Tiny Telescope For Simple Radio Astronomy

We are used to imagining radio telescopes as immense pieces of scientific apparatus, such as the Arecibo Observatory in Puerto Rico, or the Lovell telescope in the UK. It’s a surprise then that they can be constructed on a far more modest sale using off-the-shelf components, and it’s a path that [Gonçalo Nespral] has taken with his tiny radio telescope using a satellite dish. It’s on an azimuth-elevation mount using an Ikea lazy susan and a lead screw, and it has a satellite TV LNB at the hot end with a satellite finder as its detector.

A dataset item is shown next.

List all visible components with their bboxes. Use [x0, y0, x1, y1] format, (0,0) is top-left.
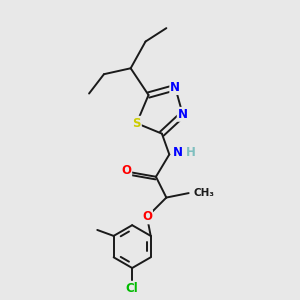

So far he’s managed only to image the wall of his apartment, but that clearly shows the presence of the metal supporting structure within it. Taking it outdoors has however not been such a success. If we wanted to hazard a guess as to why this is the case, we’d wish to look at the bandwidth of that satellite finder. It’s designed to spot a signal from a TV broadcast bird over the whole band, and thus will have a bandwidth in the hundreds of MHz and a sensitivity that could at best be described as a bit deaf. We hope he’ll try a different path such as an RTL-SDR in the future, and we look forward to his results.

This isn’t the first simple radio telescope we’ve seen here, aside from at least one other LNB-based one we’ve also shown you a WiFi device.

9 thoughts on “Tiny Telescope For Simple Radio Astronomy

  1. “… modest scale…” vs “… modest sale…”? Maybe was meant to be. I know all the dish’s I salvaged were all free. :-|)

    Awesome to see a lazy suzan design. I’ve not seen any others that look sort of like a Dobsonian mount I’ve been procrastinating about. I did receive the teflon material and since the cost of the 14-16″ old hard disc platters are so much… I opted for two laser discs to make my first mount. Found there are Fab Labs that just opened up in the areas I live and work too.

    1. If you have a lot of land and an 8-foot dish, not hard. Well, motorizing an old C-band dish and making it work reliably is hard, but that’s besides the point.

      The biggest problem is finding a large enough dish. You *could* do a yagi, although that too would also be exceedingly large compared to a DirectTV dish.

    2. Another interesting design to consider is a parabolic trough. Like a dish… technically we can build troughs also where the mount is going to be large… there might be ways to reduce the weight. The trough can even be made from mesh, tubes or wires like others and this design for example:

      There are also some long wire antenna designs that used to have images online that I am not finding at the moment that might be cost effective to make with a turret mount if you can’t find a free satellite dish or need to take down for some reason.

      Here is the closest I am finding (note the radio telescopes) and imagine some of the other designs as the antenna element versus being the reflector since those help increase gain and some bandwidth. https://ece.illinois.edu/about/history/antenna/photos.asp

      I’m planning on using a trampoline as the frame for the 8′ free satellite dish I picked up. Thinking if I find a large enough, like 17′ diameter trampoline frame… I can even mount two or more receivers, i.e. like a IR-Vis-UV telescope with two radio telescopes. Thinking like instead of the lazy susan in the trampoline design, using casters beneath the base ring where the wheels instead of being flat bottom with have the contour of the trampoline pipe. Maybe have a, not much inflated, tire on a wheel attacked to a motor to control azimuth. Just ideas… however, I don’t think the stock 8′ satellite dish mount and turret design is optimal. I like this articles style or a Dobsonian for some reason, that if left outside for long term… can be made heavy duty to use during most weather conditions.

      These more portable radio telescope designs are awesome though.

  2. Captain Green from Captain Scarlet and the Mysterions built a pocket radio telescooe, according to the Captain Scarlet Annual from the late sixties. But you always need a big antenna, no getting around that.

    Ray Naughton in the sixties did moonbounce from Australia. Lacking money, he did have endless space. So he got a bunch of surplus telephone poles and made stacked rhombics, ie long wire antennas. At 50 and 144MHz he could get enough gain with reasonably sized antennas to succeed, even with the Australian power limit of 150 watts.

    The higher in frequency the more gain you get for a given length of rhombic, so higher frequencies would be easier, though nobody really talks about rhombics above about 500MHz.

    A dish has to be a certain size to get the gain at a given frequency, but the feed could be changed to cover different frequencies. Many other antennas have limited frequency range. Collinear antennas, basically a dipole with a reflector, ganged together in an array are simple to make but can get bulky. But they have been used for moonbounce, often easier than an array of yagis.

    Log periodic antennas have broad band, but limited gain unless you start building an array of them.